Dates have always been something I’m really good about remembering. Birthdays, anniversaries, opening nights, even just random days where something kinda cool happened. I’m also pretty good at celebrating all these dates that I remember. The upside: You will always get a card from me on your birthday, I can tell you what date we met and probably what we had to eat, I can easily remember the opening date of any movie premiere, and I am NEVER late to a pre-organized brunch. The downside: Tomorrow is the two-year anniversary of the day I found out my husband cheated on me and it sucks.
Last year on this date I wasn’t divorced yet. I was separated and still holding out hope that God would wave a magic wand and make my husband wake up and love me again. I’d met with an attorney, I’d had papers drawn up, things were oh so bad, and I still thought “Well, the ink isn’t dry…this horrible, sad, pathetic marriage can still be saved!” I’m a glutton for emotional punishment that way.
When you’re with someone for that length of time, and you’re as type A as I am, you remember all the dates. And these dates come back to haunt you. Obviously our wedding anniversary, our dating anniversary, the day he proposed, the day I found out about the first affair, and of course, the day the divorce was finalized. That last one hasn’t come up yet, but I’m sure I’ll agonize over it when it does come round.
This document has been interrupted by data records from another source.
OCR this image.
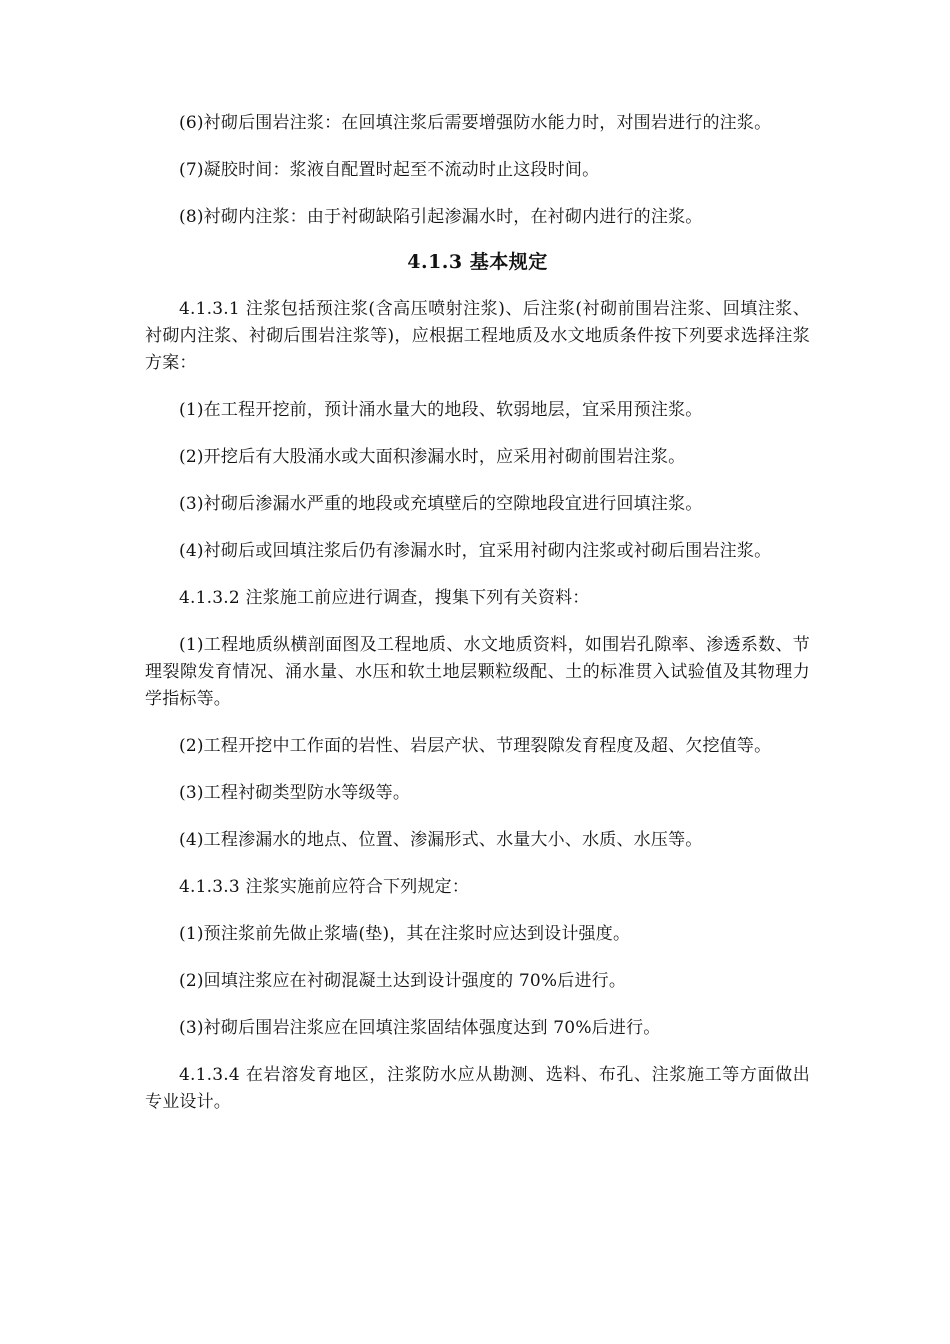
(6)衬砌后围岩注浆：在回填注浆后需要增强防水能力时，对围岩进行的注浆。

(7)凝胶时间：浆液自配置时起至不流动时止这段时间。

(8)衬砌内注浆：由于衬砌缺陷引起渗漏水时，在衬砌内进行的注浆。

4.1.3 基本规定

4.1.3.1 注浆包括预注浆(含高压喷射注浆)、后注浆(衬砌前围岩注浆、回填注浆、衬砌内注浆、衬砌后围岩注浆等)，应根据工程地质及水文地质条件按下列要求选择注浆方案：

(1)在工程开挖前，预计涌水量大的地段、软弱地层，宜采用预注浆。

(2)开挖后有大股涌水或大面积渗漏水时，应采用衬砌前围岩注浆。

(3)衬砌后渗漏水严重的地段或充填壁后的空隙地段宜进行回填注浆。

(4)衬砌后或回填注浆后仍有渗漏水时，宜采用衬砌内注浆或衬砌后围岩注浆。

4.1.3.2 注浆施工前应进行调查，搜集下列有关资料：

(1)工程地质纵横剖面图及工程地质、水文地质资料，如围岩孔隙率、渗透系数、节理裂隙发育情况、涌水量、水压和软土地层颗粒级配、土的标准贯入试验值及其物理力学指标等。

(2)工程开挖中工作面的岩性、岩层产状、节理裂隙发育程度及超、欠挖值等。

(3)工程衬砌类型防水等级等。

(4)工程渗漏水的地点、位置、渗漏形式、水量大小、水质、水压等。

4.1.3.3 注浆实施前应符合下列规定：

(1)预注浆前先做止浆墙(垫)，其在注浆时应达到设计强度。

(2)回填注浆应在衬砌混凝土达到设计强度的 70%后进行。

(3)衬砌后围岩注浆应在回填注浆固结体强度达到 70%后进行。

4.1.3.4 在岩溶发育地区，注浆防水应从勘测、选料、布孔、注浆施工等方面做出专业设计。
Remembering dates can be a good thing for me because in some odd way it reminds me of where I’ve been, what’s changed, and gives me a chance to look at where I’m going…or even IF I’m moving forward at all (and sometimes I’m not). I’ve started considering it a success as long as I keep moving in some way…the kicker these days is that wherever I’m headed, I’m headed there alone. The dates are also a reminder of my aloneness. The dates hit me like a ton of bricks, me alone, and alone I move on to the next section of my life.
What I’m waiting for is the date when all these dates don’t matter to me as much. When a holiday season comes and goes and I don’t remember every little tradition we had. When I don’t wonder how his birthday is going without me. When I wake up and the first thing I think isn’t “Who’s going to make the coffee since he isn’t here?” But most importantly I’m waiting for the date where the aloneness seems normal, where I feel comfortable in my own skin, when I can 100% be proud of me again.
I know God is working on me in the waiting. Even when I can’t feel it, I believe he is working on me. But the waiting still sucks, and the dates suck, and the aloneness sucks. And saying that these things suck is ok. God knows. He gets it. And for some reason that I don’t understand, he wants me in this holding pattern. So all I can really do is obey and continue to praise the God who holds me through the waiting.
Psalm 27:14 “Wait on the Lord; be strong and take heart and wait for the Lord.”